I came to improvisation pretty late in life compared to most improvisors. I didn’t see my first show until I was 30 and freshly moved to Amsterdam for multimedia school. I had gotten a job tending bar at Boom Chicago, yet another of Amsterdam’s odd landmarks – a wildly successful and (largely) American improv & sketch comedy show in the heart of Holland. It was amazing.

And as with anyone who has ‘discovered’ improvisation, there was no going back. I started doing projects for the show and pretty soon designed a video system for improvising live video & integrating set video pieces into the show.

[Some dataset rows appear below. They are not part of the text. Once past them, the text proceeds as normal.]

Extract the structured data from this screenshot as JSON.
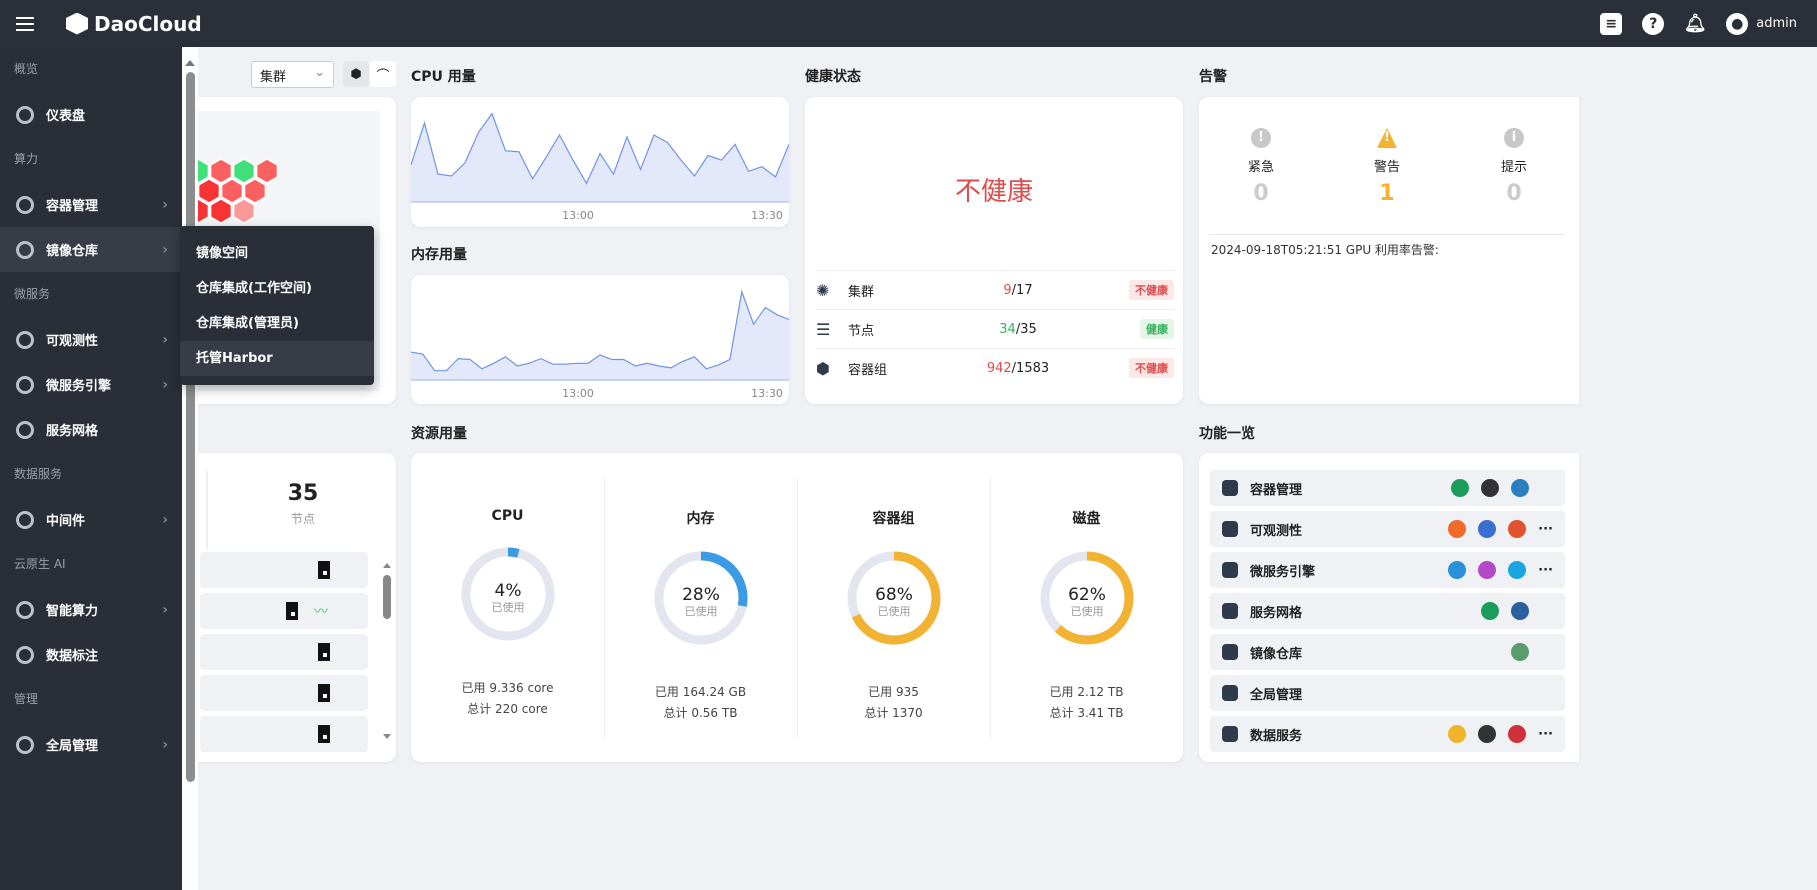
{
  "header": {
    "brand": "DaoCloud",
    "user": "admin",
    "icons": [
      "message-icon",
      "help-icon",
      "bell-icon",
      "user-avatar-icon"
    ]
  },
  "sidebar": {
    "sections": [
      {
        "label": "概览",
        "items": [
          {
            "label": "仪表盘",
            "icon": "bar-chart-icon"
          }
        ]
      },
      {
        "label": "算力",
        "items": [
          {
            "label": "容器管理",
            "icon": "container-icon"
          },
          {
            "label": "镜像仓库",
            "icon": "registry-icon",
            "active": true
          }
        ]
      },
      {
        "label": "微服务",
        "items": [
          {
            "label": "可观测性",
            "icon": "observability-icon"
          },
          {
            "label": "微服务引擎",
            "icon": "engine-icon"
          },
          {
            "label": "服务网格",
            "icon": "mesh-icon"
          }
        ]
      },
      {
        "label": "数据服务",
        "items": [
          {
            "label": "中间件",
            "icon": "middleware-icon"
          }
        ]
      },
      {
        "label": "云原生 AI",
        "items": [
          {
            "label": "智能算力",
            "icon": "ai-icon"
          },
          {
            "label": "数据标注",
            "icon": "label-icon"
          }
        ]
      },
      {
        "label": "管理",
        "items": [
          {
            "label": "全局管理",
            "icon": "globe-icon"
          }
        ]
      }
    ],
    "flyout": [
      "镜像空间",
      "仓库集成(工作空间)",
      "仓库集成(管理员)",
      "托管Harbor"
    ]
  },
  "cluster_panel": {
    "select_value": "集群",
    "nodes_count": "35",
    "nodes_label": "节点"
  },
  "cpu_chart": {
    "title": "CPU 用量",
    "x_ticks": [
      "13:00",
      "13:30"
    ],
    "values": [
      40,
      85,
      30,
      28,
      42,
      75,
      95,
      55,
      54,
      25,
      48,
      72,
      45,
      20,
      52,
      30,
      70,
      35,
      72,
      64,
      45,
      28,
      50,
      45,
      62,
      33,
      38,
      27,
      62
    ]
  },
  "mem_chart": {
    "title": "内存用量",
    "x_ticks": [
      "13:00",
      "13:30"
    ],
    "values": [
      30,
      28,
      10,
      10,
      23,
      22,
      12,
      18,
      25,
      15,
      18,
      23,
      17,
      17,
      18,
      18,
      27,
      22,
      22,
      15,
      18,
      15,
      13,
      20,
      25,
      12,
      16,
      22,
      95,
      60,
      78,
      70,
      65
    ]
  },
  "health": {
    "title": "健康状态",
    "status": "不健康",
    "rows": [
      {
        "name": "集群",
        "icon": "cluster-icon",
        "bad": "9",
        "total": "/17",
        "badge": "不健康",
        "ok": false
      },
      {
        "name": "节点",
        "icon": "server-icon",
        "bad": "34",
        "total": "/35",
        "badge": "健康",
        "ok": true
      },
      {
        "name": "容器组",
        "icon": "pods-icon",
        "bad": "942",
        "total": "/1583",
        "badge": "不健康",
        "ok": false
      }
    ]
  },
  "alerts": {
    "title": "告警",
    "levels": [
      {
        "label": "紧急",
        "count": "0"
      },
      {
        "label": "警告",
        "count": "1"
      },
      {
        "label": "提示",
        "count": "0"
      }
    ],
    "latest": "2024-09-18T05:21:51 GPU 利用率告警:"
  },
  "resources": {
    "title": "资源用量",
    "used_label": "已使用",
    "items": [
      {
        "name": "CPU",
        "percent": 4,
        "pct_text": "4%",
        "used": "已用 9.336 core",
        "total": "总计 220 core",
        "color": "#3b9be6"
      },
      {
        "name": "内存",
        "percent": 28,
        "pct_text": "28%",
        "used": "已用 164.24 GB",
        "total": "总计 0.56 TB",
        "color": "#3b9be6"
      },
      {
        "name": "容器组",
        "percent": 68,
        "pct_text": "68%",
        "used": "已用 935",
        "total": "总计 1370",
        "color": "#f2b232"
      },
      {
        "name": "磁盘",
        "percent": 62,
        "pct_text": "62%",
        "used": "已用 2.12 TB",
        "total": "总计 3.41 TB",
        "color": "#f2b232"
      }
    ]
  },
  "features": {
    "title": "功能一览",
    "more": "···",
    "rows": [
      {
        "name": "容器管理",
        "apps": [
          "#1a9c5a",
          "#333",
          "#2a7fc0"
        ],
        "more": false
      },
      {
        "name": "可观测性",
        "apps": [
          "#f06a2a",
          "#3a6fd0",
          "#e0532f"
        ],
        "more": true
      },
      {
        "name": "微服务引擎",
        "apps": [
          "#2a90d8",
          "#b44ac8",
          "#1aa4e0"
        ],
        "more": true
      },
      {
        "name": "服务网格",
        "apps": [
          "#1a9c5a",
          "#2a5fa0"
        ],
        "more": false
      },
      {
        "name": "镜像仓库",
        "apps": [
          "#5a9c6a"
        ],
        "more": false
      },
      {
        "name": "全局管理",
        "apps": [],
        "more": false
      },
      {
        "name": "数据服务",
        "apps": [
          "#f0b42a",
          "#333",
          "#d0303a"
        ],
        "more": true
      }
    ]
  },
  "colors": {
    "bad": "#e04b4b",
    "good": "#34b35a",
    "warn": "#f2b232",
    "line": "#6f93e8"
  }
}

Owners Andrew Moskos and Ken Schaefle rolled the dice and took me on as video director, an act of blind faith for which I am eternally grateful.

Once I was working full-time in the shows, I had  to know more. I asked cast member Jason Sudeikis whose uncle George Wendt had been a stalwart at The Second City, and who had a seemingly encyclopedic knowledge of the art. When he told me about Second City, Improv Olympic, UCB & The Groundlings, all in Chicago, NYC and LA, I had to ask if San Francisco had a history with improvisation. He said Del Close had worked at a place called The Committee, but that he’d never seen much information on it. It was at that point I knew I had to learn more.

Having grown up in the Bay Area, I had heard of The Committee in the same breath as The Diggers and sit-ins in the Park, but never really knew much about what they did, pretty much rolling it all into street theater and people getting high. What can I say – I grew up in the Reagan Era. Once Sam Shaw, myself, and members of Crisis Hopkins took up the cause of the San Francisco Improv Festival in 2010, we knew the first thing we wanted to do was celebrate the city’s history with improvisation – and that started with The Committee.

As Sam says in his post, we were extraordinarily fortunate to have the cooperation of founding director Alan Myerson in putting together a panel with Carl Gottlieb, Larry Hankin, Allaudin Matthieu, Jim Cranna, and lassoing  Del Close’s biographer Kim “Howard” Johnson to moderate. Once I met these people, and looking at the skills and resources we had available, I knew we had to get a documentary going. It’s an amazing story of San Francisco, political activism, theater, and improvisation, with roots in the beginnings of The Compass and Second City and tendrils extending out into the current state of the art and most modern, popular comedy.